Troubleshooting VoIP Packet Loss Problems
Troubleshooting where loss is coming from can be challenging due to the number of network interfaces and devices that need to be checked.
Troubleshooting loss can be a two-step process:
- Narrow the scope of the problem:You can use a single-ended Call Simulator (like the Call Simulator included with PathSolutions TotalView®) to perform test calls to midpoints in the network to determine if loss is present or not. For example, if you test to the far-end of your MPLS link and determine that there is no loss that location, yet shows significant loss when you test to the next-hop router and every device beyond that point, a simulator is quick to determine that the loss is coming from the network segment between the MPLS and the far-end router.
- Investigate the involved network devices for packet loss counters, QoS, free RAM, and CPU spikes: Each of the involved devices in this segment should be checked to see if they have any error counters, CPU spikes, utilization problems, or slow interfaces that have incorrectly configured QoS.

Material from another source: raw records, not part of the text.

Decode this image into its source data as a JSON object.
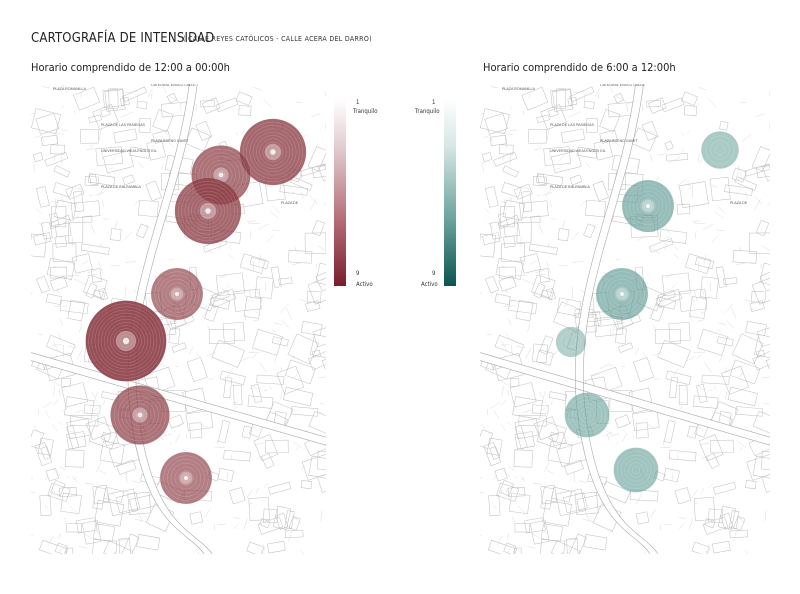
{
  "header": {
    "title": "CARTOGRAFÍA DE INTENSIDAD",
    "subtitle": "( CALLE REYES CATÓLICOS - CALLE ACERA DEL DARRO)"
  },
  "maps": [
    {
      "title": "Horario comprendido de 12:00 a 00:00h",
      "color": "#8a3a42",
      "legend": {
        "min_value": "1",
        "min_label": "Tranquilo",
        "max_value": "9",
        "max_label": "Activo",
        "color_light": "#ffffff",
        "color_dark": "#7a1f2c"
      },
      "street_labels": [
        "PLAZA ROMANILLA",
        "CATEDRAL ENGLO CALLE",
        "PLAZA DE LAS PASIEGAS",
        "PLAZA BUENO GAVET",
        "UNIVERSIDAD VIEJA ENGLO GIL",
        "PLAZA DE BIB-RAMBLA",
        "PLAZA DE"
      ],
      "circles": [
        {
          "intensity": 7
        },
        {
          "intensity": 6
        },
        {
          "intensity": 7
        },
        {
          "intensity": 5
        },
        {
          "intensity": 9
        },
        {
          "intensity": 6
        },
        {
          "intensity": 5
        }
      ]
    },
    {
      "title": "Horario comprendido de 6:00 a 12:00h",
      "color": "#5e9a93",
      "legend": {
        "min_value": "1",
        "min_label": "Tranquilo",
        "max_value": "9",
        "max_label": "Activo",
        "color_light": "#ffffff",
        "color_dark": "#0c5450"
      },
      "street_labels": [
        "PLAZA ROMANILLA",
        "CATEDRAL ENGLO CALLE",
        "PLAZA DE LAS PASIEGAS",
        "PLAZA BUENO GAVET",
        "UNIVERSIDAD VIEJA ENGLO GIL",
        "PLAZA DE BIB-RAMBLA",
        "PLAZA DE"
      ],
      "circles": [
        {
          "intensity": 3
        },
        {
          "intensity": 5
        },
        {
          "intensity": 5
        },
        {
          "intensity": 2
        },
        {
          "intensity": 4
        },
        {
          "intensity": 4
        }
      ]
    }
  ]
}
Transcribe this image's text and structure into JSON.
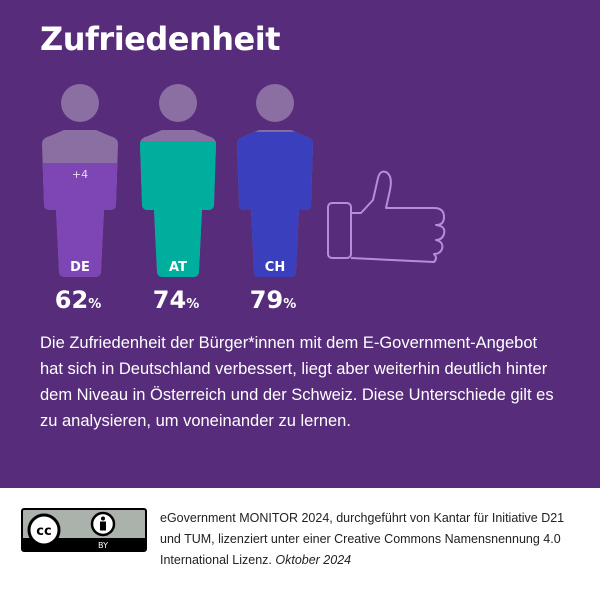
{
  "title": "Zufriedenheit",
  "chart_data": {
    "type": "bar",
    "categories": [
      "DE",
      "AT",
      "CH"
    ],
    "values": [
      62,
      74,
      79
    ],
    "unit": "%",
    "annotations": [
      {
        "category": "DE",
        "text": "+4"
      }
    ],
    "colors": {
      "DE": "#7e45b5",
      "AT": "#00ae9e",
      "CH": "#3a40bd",
      "empty": "#8b6fa3"
    }
  },
  "description": "Die Zufriedenheit der Bürger*innen mit dem E-Government-Angebot hat sich in Deutschland verbessert, liegt aber weiterhin deutlich hinter dem Niveau in Österreich und der Schweiz. Diese Unterschiede gilt es zu analysieren, um voneinander zu lernen.",
  "footer": {
    "text": "eGovernment MONITOR 2024, durchgeführt von Kantar für Initiative D21 und TUM, lizenziert unter einer Creative Commons Namensnennung 4.0 International Lizenz.",
    "date": "Oktober 2024",
    "license_badge": {
      "cc": "cc",
      "by": "BY"
    }
  },
  "icons": [
    "person-icon",
    "thumbs-up-icon",
    "cc-by-icon"
  ]
}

|Note:||If packet loss is 100% and a firewall is involved, it should be suspected as a firewall rule misconfiguration.|
Since loss is a transient problem that may occur sometimes and not other times, you may not be able to find the source of the problem if you don’t have a historical perspective of the above information. See also
See also this related blog: Diagnosing and Fixing Packet Loss in Your Network
Remember that Loss Values are Additive
A little bit of loss detected on a single router or switch may not be of much concern, but consider its affect throughout the entire network. If a little bit of loss happens at each step across the network, you may end up with some very large packet loss totals at the remote end of the network.
Additionally, if you reduce loss in the parts of the network that you control, it will help reduce the effect of loss added in parts of the network that you do not control: SIP Trunks, and VPN tunnels.
Overall, loss can be prevented if the right information is brought to bear about your network’s performance.
Preventing Packet Loss
Preventative steps can be taken to avoid creating packet loss in networks:
- Enable QoS on bandwidth constrained links: If you have network links that are 100mbps or slower, QoS should be enabled to give priority to VoIP/UC/Video packets. VoIP and UC packets are usually DSCP tagged with decimal 46 for Express Forwarding or ‘EF’. The QoS should respect these tags and always give these packets priority by sending them before any data packets are sent.
- Eliminate all half-duplex links: This problem continues to permeate networks, yet they continue to exist on many networks. Network professionals don’t know if they have any half-duplex links in the network due to a lack of visibility by their network monitoring tools. There is no reason for half-duplex links to exist in a modern network.
- Track all SNMP error counters across the network: If a switch or router drops a packet, it is typically tracked in one of many different error counters on the device. These counters would typically include FCS Errors, Alignment Errors, Frame Too Longs, MAC Receive Errors, Symbol Errors, Collisions, Carrier Sense Errors, Outbound Errors, Outbound Discards, Inbound Discards, Inbound Errors, and Unknown Protocol errors. If you know when, where, and why the packets are being lost, you can work to fix the problem before users are affected.
- Track router CPU utilization on all VoIP/UC involved routers and firewalls: If a router slows down because its CPU is spiked for a few milliseconds, that can create jitter problems downstream.